Podem ser citados também Murilo Mendes, Jorge de Lima (como no verso
emblemático: "Dante, falo por ti, por mim, por quem?") e, entre os
contemporâneos, há Mafra Carbonieri, Glauco Matoso etc. Cito, entre tantos
exemplos, Adriano Scandolara, poeta de Curitiba que dessacraliza a poesia de
Olavo Bilac (em Parsona); Mario Domingues, outro curitibano, que
reescreveu alguns de seus próprios poemas (em Musga).
Deixei para o final algumas considerações sobre o livro de
Marco Aurélio.

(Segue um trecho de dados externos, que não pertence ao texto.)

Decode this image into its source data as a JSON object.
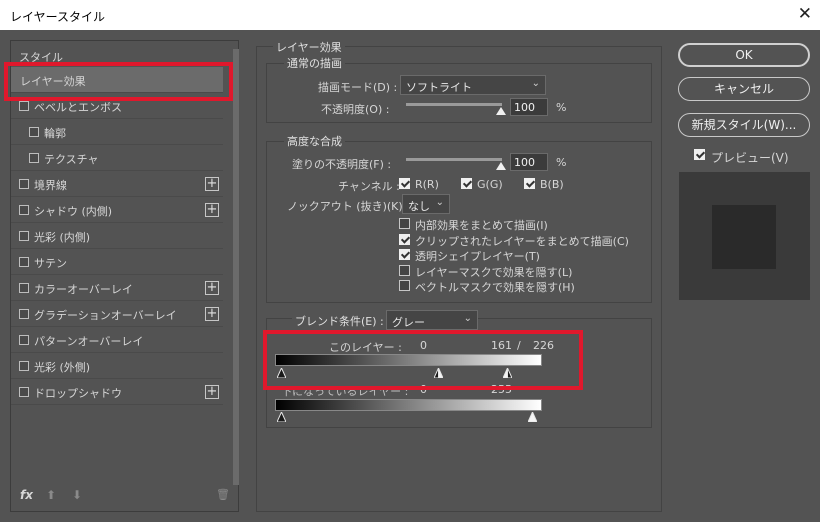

Primeiro quero citar a experiência de leitura de Assombro zen
(2020), a coletânea anterior do poeta. Ali, há vozes ao rés-do-chão
expressando-se pelo haicai. O mundo do calão e principalmente, a polifonia
típica das narrativas entra em cena na destituição/homenagem ao modo poético
que se consagrou como expressão do tempo em relação à natureza. É possível
afirmar que o procedimento antecipa o assalto/afago ao Ilusão de
Emiliano Perneta, poeta que foi severamente criticado por outro ícone da
literatura paranaense, o contista Dalton Trevisan. Minha impressão, lendo o Ilusão
de Marco Aurélio de Souza, é a de que se trata de um encontro entre Perneta e
Trevisan (com o fantasma de Marcos Prado sempre presente, seja pelo cultivo abusado
das formas fixas, seja pelo ângulo rebaixado da enunciação). Uma psicografia
marginal, um reposicionamento da evasão na perspectiva da nomeação concreta do
que antes era símbolo (em Perneta). Há muito dos Nelsinhos, sua tara e seus
risinhos de escárnio, dos contos de Dalton Trevisan, nos poemas deste Ilusão,
bem como o marginal, a prostituta, o michê, o drogado, o burguês e
principalmente o poeta maldito: personagens que vestem máscaras, desconstruindo
o “eu” hipertrófico de Perneta. A estratégia de trazer os poemas para a
narrativa, por fim, abala o culto do símbolo do livro “matricial”, num jogo de
espelhamentos e alteridade. Uma evasão concreta, ao rés-do-chão.